Botox specifically on the pelvic floor muscles (remember: not FDA-approved, so almost always not covered by insurance) can also be expensive, ranging anywhere from hundreds to thousands of dollars.

That's part of the reason providers—even those who perform it—consider Botox a last resort procedure. "It's not something I would recommend for anyone postpartum who has not tried pelvic floor therapy or medical management," says Hines. "There are many other options like valium and baclofen suppositories, along with pelvic floor therapy that would be a first line of treatment." Botox in the pelvic region, she reminds, is an invasive procedure.

Caryn Phillips, P.T., D.P.T., founder of Momlife Health and Wellness in Medfield, Massachusetts, adds: "Many women can improve with conservative measures like pelvic floor physical therapy, relaxation techniques, and stretches." But sometimes, muscles can be more "stubborn," she says, and an intervention such as Botox from a urogynecologist can be reasonable.

If You're Going To Try Botox

If you've had pelvic pain and have not found any helpful treatment from it, maybe Botox could be a good option for you.

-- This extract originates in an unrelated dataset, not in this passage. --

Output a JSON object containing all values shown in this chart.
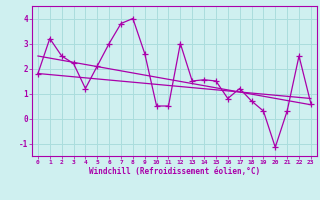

Hines notes that people with chronic pelvic pain, vaginismus (involuntary contraction of muscles around the vagina), pudendal neuralgia (long-term pelvic pain from damage or irritation of the pudendal nerve), bladder urgency or frequency, constipation, or scar tissue could potentially consider it assuming they've exhausted all other options.

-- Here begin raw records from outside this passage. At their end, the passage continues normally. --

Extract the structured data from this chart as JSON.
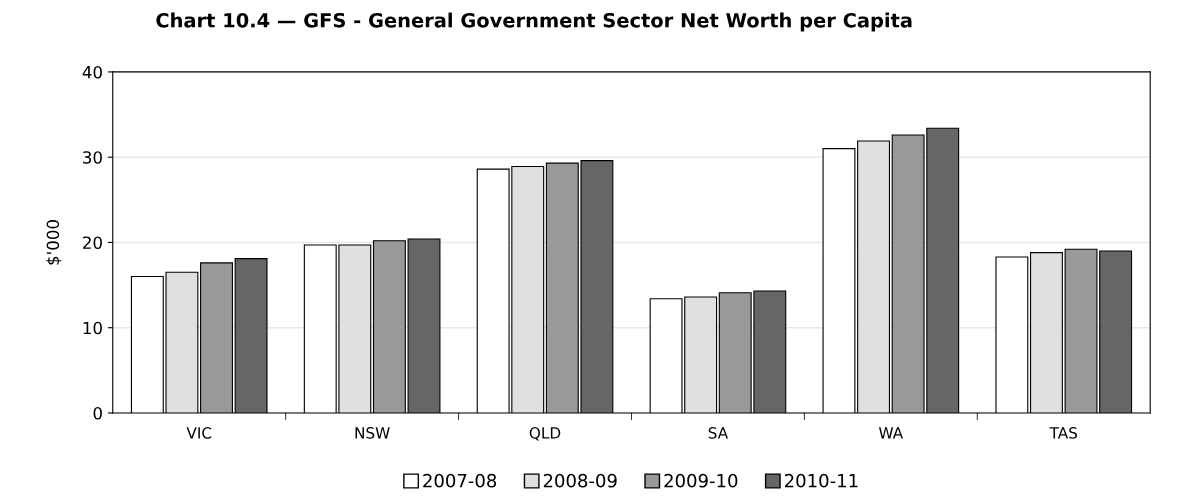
{
  "chart_data": {
    "type": "bar",
    "title": "Chart 10.4 — GFS - General Government Sector Net Worth per Capita",
    "ylabel": "$'000",
    "categories": [
      "VIC",
      "NSW",
      "QLD",
      "SA",
      "WA",
      "TAS"
    ],
    "series": [
      {
        "name": "2007-08",
        "color": "#ffffff",
        "values": [
          16.0,
          19.7,
          28.6,
          13.4,
          31.0,
          18.3
        ]
      },
      {
        "name": "2008-09",
        "color": "#e0e0e0",
        "values": [
          16.5,
          19.7,
          28.9,
          13.6,
          31.9,
          18.8
        ]
      },
      {
        "name": "2009-10",
        "color": "#999999",
        "values": [
          17.6,
          20.2,
          29.3,
          14.1,
          32.6,
          19.2
        ]
      },
      {
        "name": "2010-11",
        "color": "#666666",
        "values": [
          18.1,
          20.4,
          29.6,
          14.3,
          33.4,
          19.0
        ]
      }
    ],
    "ylim": [
      0,
      40
    ],
    "yticks": [
      0,
      10,
      20,
      30,
      40
    ],
    "grid": "y",
    "legend": "bottom"
  }
}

Each treatment provides about 6 to 12 months of relief and sometimes longer.

Rachel, who is currently pregnant, hopes that having a vaginal delivery and multiple Botox injections behind her will "change it all" and she won't need any more treatments.

If you decide you do want to try it, consult with a pelvic floor therapist first to truly make sure it's right for you and consider pairing the procedure with physical therapy. "The idea behind this is that once the Botox 'wears off,' the muscles have a better chance of staying in a relaxed state since they were treated with manual therapy techniques to release any restrictions while the Botox was in effect," explains Phillips.

From there, it's best to have the injection done by a board-certified physician, ideally an OB-GYN or urogynecologist who specializes in female pelvic medicine and reconstructive surgery. And remember, if you're not quite sure what is the right treatment for you, reach out to a pelvic floor physical therapist, your OB, or a specialist. There are many safe and effective treatments for pelvic and bladder dysfunction—with Botox being just one of many to consider down the road.